Imagine after a battle a soldier’s arm begins to hurt, yet there is no apparent physical injury. The physical pain becomes so overwhelming it consumes his every waking moment. He cannot think, he cannot sleep, he cannot breath without an all-consuming pain penetrating through his arm. And let us also assume doctors have no drugs that relieve him of this pain. Eventually, he might consider and perhaps desire an amputation. His actions to relieve his pain would be drastic, but understandable. The reason for the amputation is not the battle, but rather the insufferable pain. And ending his arm's "existence" is not escapism, but a desperate measure to end his suffering.

So why should we not use the same sympathy and understanding when we discuss suicide, in this case, Toole's suicide?

As I consider Toole’s tragic end, I find more meaning in understanding his final decision as a way to relieve his overwhelming psychological pain—not the end result of a diagnosable condition. Discussions of the trauma of artistic rejection or conflicted sexual identity in relation to his suicide are disingenuous until we address this notion of psychache. Indeed, the greatest tragedy of the story is not how he committed suicide, but rather that he felt there was no way to cope with the pain that consumed him. His end was awful, but his suffering leading up to that final moment must have been equally so.

Saturday, June 6, 2009

Toole and Pragmatism

At the time of his death John Kennedy Toole had a small book on his bookshelf titled Pragmatism and American Culture. Most likely this book came from his days at Columbia University, where Pragmatism had substantial roots with William James offering his eight-lecture series on the topic at Columbia University in 1907. Over the past few days I have been reading these lectures of Williams James as a preface to reading Pragmatism and American Culture and an exercise in pondering the educational foundations of Toole.

In the lectures, William James takes to task the two oppositional schools (rationalism and empiricism) that vehemently damned the Pragmatic method. He argues that all of the abstract or factual minutiae of philosophy must find a pragmatic connection to the actual or real individual experience in order for it to have value. Ultimately, William James claims a descent from the ivory tower to consider the lives of the average person a necessary task for any true philosopher. It was a sentiment that may have resounded with Toole who, after a few months of PhD studies at Columbia began to question the pragmatic value of his studies. It seemed so disconnected from the experience of life that was so colorful in both reality and fiction writing.
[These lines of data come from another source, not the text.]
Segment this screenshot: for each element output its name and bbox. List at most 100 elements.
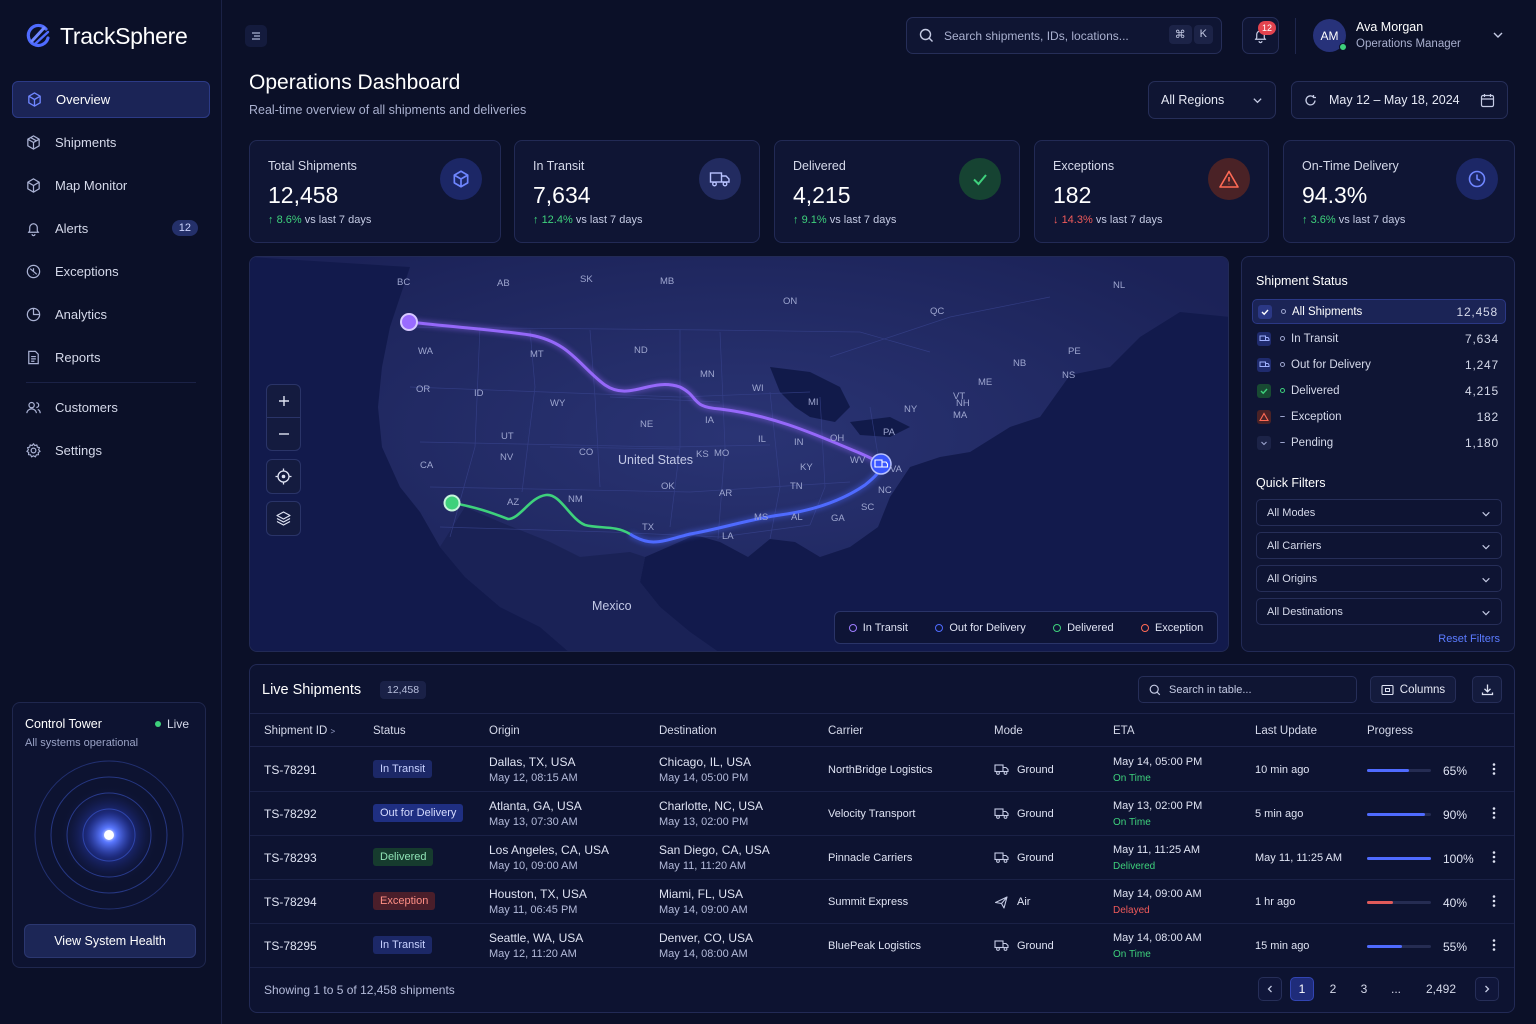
table-row[interactable]: TS-78295 In Transit Seattle, WA, USA May 12… bbox=[250, 924, 1514, 968]
table-row[interactable]: TS-78293 Delivered Los Angeles, CA, USA May… bbox=[250, 836, 1514, 880]
package-icon bbox=[27, 135, 40, 150]
legend-item[interactable]: In Transit bbox=[848, 621, 908, 634]
global-search-input[interactable] bbox=[944, 28, 1164, 43]
columns-button[interactable]: Columns bbox=[1370, 676, 1456, 703]
kpi-change-value: 12.4% bbox=[541, 214, 573, 226]
col-origin[interactable]: Origin bbox=[489, 725, 520, 737]
locate-button[interactable] bbox=[266, 459, 301, 494]
sidebar-item-map-monitor[interactable]: Map Monitor bbox=[12, 167, 210, 204]
more-options-icon[interactable] bbox=[1491, 850, 1497, 864]
global-search[interactable]: ⌘ K bbox=[906, 17, 1222, 54]
status-filter-in-transit[interactable]: In Transit 7,634 bbox=[1252, 326, 1506, 351]
more-options-icon[interactable] bbox=[1491, 894, 1497, 908]
zoom-out-button[interactable] bbox=[267, 418, 300, 451]
sidebar-item-analytics[interactable]: Analytics bbox=[12, 296, 210, 333]
more-options-icon[interactable] bbox=[1491, 806, 1497, 820]
page-button-1[interactable]: 1 bbox=[1290, 977, 1314, 1001]
prev-page-button[interactable] bbox=[1258, 977, 1282, 1001]
date-range-picker[interactable]: May 12 – May 18, 2024 bbox=[1291, 81, 1508, 119]
table-row[interactable]: TS-78291 In Transit Dallas, TX, USA May 12,… bbox=[250, 748, 1514, 792]
user-name[interactable]: Ava Morgan bbox=[1356, 20, 1424, 34]
status-filter-all[interactable]: All Shipments 12,458 bbox=[1252, 299, 1506, 324]
table-search[interactable] bbox=[1138, 676, 1357, 703]
sort-icon: > bbox=[330, 727, 336, 736]
shipment-id[interactable]: TS-78294 bbox=[264, 895, 317, 909]
kpi-on-time-delivery[interactable]: On-Time Delivery 94.3% ↑ 3.6% vs last 7 … bbox=[1283, 140, 1515, 243]
app-logo[interactable]: TrackSphere bbox=[24, 22, 188, 50]
shipment-status-panel: Shipment Status All Shipments 12,458 In … bbox=[1241, 256, 1515, 652]
sidebar-item-settings[interactable]: Settings bbox=[12, 432, 210, 469]
view-system-health-button[interactable]: View System Health bbox=[24, 924, 196, 958]
origins-filter-select[interactable]: All Origins bbox=[1256, 565, 1502, 592]
col-status[interactable]: Status bbox=[373, 725, 406, 737]
table-row[interactable]: TS-78292 Out for Delivery Atlanta, GA, USA… bbox=[250, 792, 1514, 836]
shipment-id[interactable]: TS-78295 bbox=[264, 939, 317, 953]
status-filter-exception[interactable]: Exception 182 bbox=[1252, 404, 1506, 429]
sidebar-item-reports[interactable]: Reports bbox=[12, 339, 210, 376]
status-filter-pending[interactable]: Pending 1,180 bbox=[1252, 430, 1506, 455]
chevron-down-icon[interactable] bbox=[1492, 29, 1504, 41]
cube-icon bbox=[28, 92, 41, 107]
kpi-exceptions[interactable]: Exceptions 182 ↓ 14.3% vs last 7 days bbox=[1034, 140, 1269, 243]
shipment-id[interactable]: TS-78292 bbox=[264, 807, 317, 821]
status-dash-icon bbox=[1280, 441, 1285, 444]
state-label: PA bbox=[883, 427, 895, 438]
sidebar-item-alerts[interactable]: Alerts 12 bbox=[12, 210, 210, 247]
col-shipment-id[interactable]: Shipment ID > bbox=[264, 725, 335, 737]
destination-city: Denver, CO, USA bbox=[659, 931, 754, 945]
shipment-id[interactable]: TS-78293 bbox=[264, 851, 317, 865]
kpi-total-shipments[interactable]: Total Shipments 12,458 ↑ 8.6% vs last 7 … bbox=[249, 140, 501, 243]
sidebar-item-shipments[interactable]: Shipments bbox=[12, 124, 210, 161]
more-options-icon[interactable] bbox=[1491, 762, 1497, 776]
shipment-id[interactable]: TS-78291 bbox=[264, 763, 317, 777]
table-row[interactable]: TS-78294 Exception Houston, TX, USA May 11,… bbox=[250, 880, 1514, 924]
legend-item[interactable]: Out for Delivery bbox=[935, 622, 1026, 634]
destinations-filter-select[interactable]: All Destinations bbox=[1256, 598, 1502, 625]
col-destination[interactable]: Destination bbox=[659, 725, 717, 737]
next-page-button[interactable] bbox=[1475, 977, 1499, 1001]
map-canvas[interactable] bbox=[250, 257, 1229, 652]
more-options-icon[interactable] bbox=[1491, 938, 1497, 952]
notifications-button[interactable]: 12 bbox=[1242, 17, 1279, 54]
legend-item[interactable]: Delivered bbox=[1053, 622, 1114, 634]
carriers-filter-select[interactable]: All Carriers bbox=[1256, 532, 1502, 559]
app-name: TrackSphere bbox=[60, 22, 188, 49]
kpi-in-transit[interactable]: In Transit 7,634 ↑ 12.4% vs last 7 days bbox=[514, 140, 760, 243]
sidebar-item-overview[interactable]: Overview bbox=[12, 81, 210, 118]
page-button-2[interactable]: 2 bbox=[1329, 982, 1337, 996]
page-button-3[interactable]: 3 bbox=[1360, 982, 1368, 996]
legend-ring-icon bbox=[935, 623, 944, 632]
shipment-map[interactable]: BC AB SK MB ON QC NL WA OR ID MT WY ND M… bbox=[249, 256, 1229, 652]
sidebar-item-customers[interactable]: Customers bbox=[12, 389, 210, 426]
carrier-name: BluePeak Logistics bbox=[828, 940, 921, 952]
origin-marker[interactable] bbox=[400, 313, 418, 331]
legend-item[interactable]: Exception bbox=[1140, 622, 1203, 634]
progress-bar bbox=[1367, 769, 1431, 772]
col-carrier[interactable]: Carrier bbox=[828, 725, 864, 737]
kpi-change: ↑ 3.6% vs last 7 days bbox=[1302, 214, 1405, 226]
status-filter-delivered[interactable]: Delivered 4,215 bbox=[1252, 378, 1506, 403]
table-search-input[interactable] bbox=[1169, 683, 1339, 696]
col-eta[interactable]: ETA bbox=[1113, 725, 1135, 737]
kpi-change-value: 8.6% bbox=[276, 214, 302, 226]
layers-button[interactable] bbox=[266, 501, 301, 536]
kpi-delivered[interactable]: Delivered 4,215 ↑ 9.1% vs last 7 days bbox=[774, 140, 1020, 243]
status-filter-out-for-delivery[interactable]: Out for Delivery 1,247 bbox=[1252, 352, 1506, 377]
download-button[interactable] bbox=[1472, 676, 1502, 703]
chevron-down-icon bbox=[1482, 544, 1490, 550]
sidebar-item-exceptions[interactable]: Exceptions bbox=[12, 253, 210, 290]
region-select[interactable]: All Regions bbox=[1148, 81, 1276, 119]
col-progress[interactable]: Progress bbox=[1367, 725, 1414, 737]
delivered-origin-marker[interactable] bbox=[443, 494, 461, 512]
col-last-update[interactable]: Last Update bbox=[1255, 725, 1318, 737]
truck-marker[interactable] bbox=[870, 453, 892, 475]
modes-filter-select[interactable]: All Modes bbox=[1256, 499, 1502, 526]
col-mode[interactable]: Mode bbox=[994, 725, 1023, 737]
status-count: 4,215 bbox=[1464, 383, 1499, 398]
menu-toggle-button[interactable] bbox=[245, 25, 267, 47]
page-button-last[interactable]: 2,492 bbox=[1425, 982, 1457, 996]
zoom-in-button[interactable] bbox=[267, 385, 300, 418]
status-badge: In Transit bbox=[373, 936, 433, 954]
reset-filters-link[interactable]: Reset Filters bbox=[1438, 633, 1500, 645]
legend-label: In Transit bbox=[862, 621, 908, 634]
Pragmatism may have influenced his writing of A Confederacy of Dunces as well. While readers tend to focus on Ignatius (how could you not?), I have always agreed with Walker Percy in that Burma Jones is Toole’s greatest literary character. And perhaps it is because Jones is a pragmatist. Consider the following passage from lecture four “The One and the Many.” In discussing the simultaneity of both unity and multiplicity in the world James writes:

“…the pragmatic value of the world’s unity is that all these definite networks actually and practically exist. Some are more enveloping and extensive, some less so; they are superposed upon each other; and between them all they let no individual elementary part of the universe escape. Enormous as is the amount of disconnexion [sic] among things (for these systematic influences and conjunctions follow rigidly exclusive paths), everything that exists in influenced in some way by something else, if you can only pick the way out rightly.”
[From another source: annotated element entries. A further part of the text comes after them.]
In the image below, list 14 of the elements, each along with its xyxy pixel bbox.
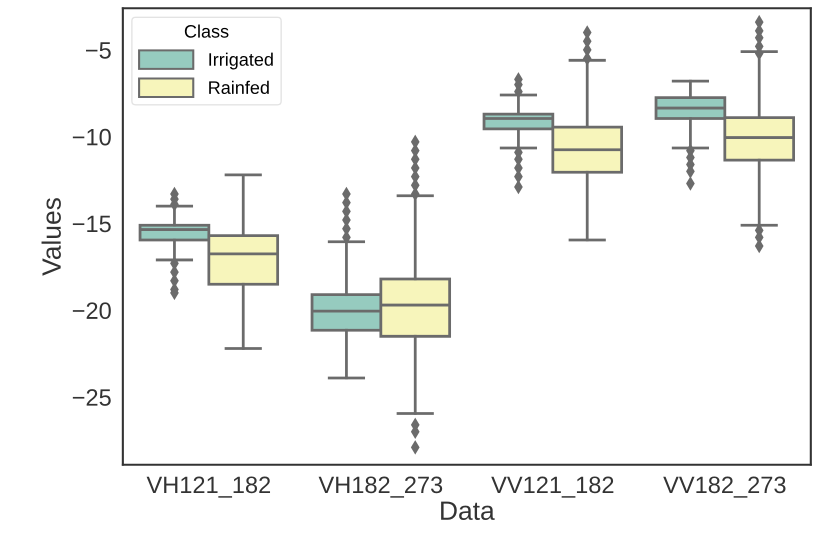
y-tick-label: −25: [72, 389, 111, 406]
y-tick-label: −15: [72, 216, 111, 232]
x-axis-title: Data: [441, 502, 495, 520]
legend-label: Rainfed: [209, 80, 269, 94]
x-tick-label: VH121_182: [146, 476, 270, 498]
y-tick-label: −20: [72, 302, 111, 320]
y-tick-label: −5: [86, 42, 111, 59]
legend-title: Class: [184, 24, 228, 38]
y-axis-title: Values: [42, 198, 61, 276]
y-tick-label: −10: [72, 128, 111, 146]
x-tick-label: VH182_273: [318, 476, 442, 498]
x-tick-label: VV121_182: [491, 476, 614, 498]
legend-label: Irrigated: [209, 52, 273, 70]
x-tick-label: VV182_273: [663, 476, 786, 498]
Throughout Confederacy, Ignatius seeks to control these parts. He strives to be the center of Fortuna’s wheel; he seeks to unify parts of this New Orleans world—through his attempts to mobilize rebellious mobs. For certain readers he becomes the driving force turning the fates of every character. But if William James were reading Confederacy I suspect he would find Burma Jones a superior philosophical character to Ignatius. Jones, through his slightly abstracted distance from the world (which his sunglasses and smokescreens signify) he is able to see the simultaneous disconnection and interconnectedness of the New Orleans world. He does not end up the victor in the novel because of fate, but rather because he picked “the way out rightly” with the subtlety of a pragmatist.